Author: Jonathan Harrington
Phishing is an increasing problem in today’s society. Scammers are using texts, emails and instant messages to gain access to individual’s and company’s data for malicious purposes. The FBI reports that people lost $30 million to phishing schemes in one year.
Recently, one of our advisors received a phishing email from a client’s email account that had been hacked by a scammer. The email looked fairly legit and was requesting that the recipient click on a link to a Microsoft One Drive file. In fact, the scammer had sent this same email to all of our other employees hoping that at least one of us would click on the link and become a victim of the phishing ploy.
Because we require our employees to take annual information awareness and phishing avoidance training, we all immediately recognized that it was a phishing attempt. It had several red flags: multiple fonts were used in the email; we weren’t expecting a document from the client, and the text “the file is safe to view” was used in the message (which we saw as the scammer’s way of trying to create a sense of false security). We also use Sharefile to exchange documents with the client (at a very high level of security) so the biggest red flag was that this client was trying to send us a document via OneDrive at all.
We immediately called the client and let him know that we suspected his email had been hacked. At the time, he didn’t know. But as soon as we got off the phone with him, he called his internet service provider and started the hard job of recovering his email and notifying all of his contacts that were targeted by the scammer.

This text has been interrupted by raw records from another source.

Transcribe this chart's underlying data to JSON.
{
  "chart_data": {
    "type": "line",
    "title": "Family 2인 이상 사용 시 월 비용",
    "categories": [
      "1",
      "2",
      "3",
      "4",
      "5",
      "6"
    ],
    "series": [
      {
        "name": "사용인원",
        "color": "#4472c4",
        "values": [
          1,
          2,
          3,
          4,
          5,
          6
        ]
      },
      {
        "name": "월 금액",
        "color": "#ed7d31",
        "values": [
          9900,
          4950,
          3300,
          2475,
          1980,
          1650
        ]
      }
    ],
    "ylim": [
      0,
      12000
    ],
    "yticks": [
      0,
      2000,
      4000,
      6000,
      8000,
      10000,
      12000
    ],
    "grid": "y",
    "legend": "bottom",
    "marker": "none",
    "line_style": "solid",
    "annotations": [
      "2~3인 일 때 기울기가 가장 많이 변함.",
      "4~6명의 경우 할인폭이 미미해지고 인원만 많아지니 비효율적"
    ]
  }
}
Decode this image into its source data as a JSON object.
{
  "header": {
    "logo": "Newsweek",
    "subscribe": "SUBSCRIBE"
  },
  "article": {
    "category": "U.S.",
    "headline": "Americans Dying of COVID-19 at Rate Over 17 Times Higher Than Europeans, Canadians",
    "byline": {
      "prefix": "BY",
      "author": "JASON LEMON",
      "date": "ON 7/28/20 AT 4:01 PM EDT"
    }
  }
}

This incident reminded us that everyone needs to be aware of what phishing is and how they can prevent it. The FTC has a great website dedicated to this topic with a lot of great tips.
If you aren’t using a password manager – START! Smart password management is an important way to protect yourself from scammers and phishing. Lastpass and 1password are both great options. With an online password manager, you can create strong passwords and manage them in a secure portal that isn’t a sticky note or unprotected file on your computer that a scammer could easily find if they had access to your computer.
Also, use two-factor authentication (also known as multi-factor authentication) when available. Two-factor authentication is an extra layer of security on top of your user name and password. If a scammer tried to access one of your accounts that has two-factor authentication enabled, they would have to perform an additional step, such as entering a pin, a secret question or a code that is sent to your phone, in order to gain access to the account.
The most effective way to not become a victim of a phishing attempt is to NEVER CLICK ON LINKS in emails, texts or instant messages. This is true even if it is coming from a known sender because you never know if their email has been hacked by a scammer. Be smart and you can significantly reduce your exposure to the risk of becoming a victim of a phishing attempt.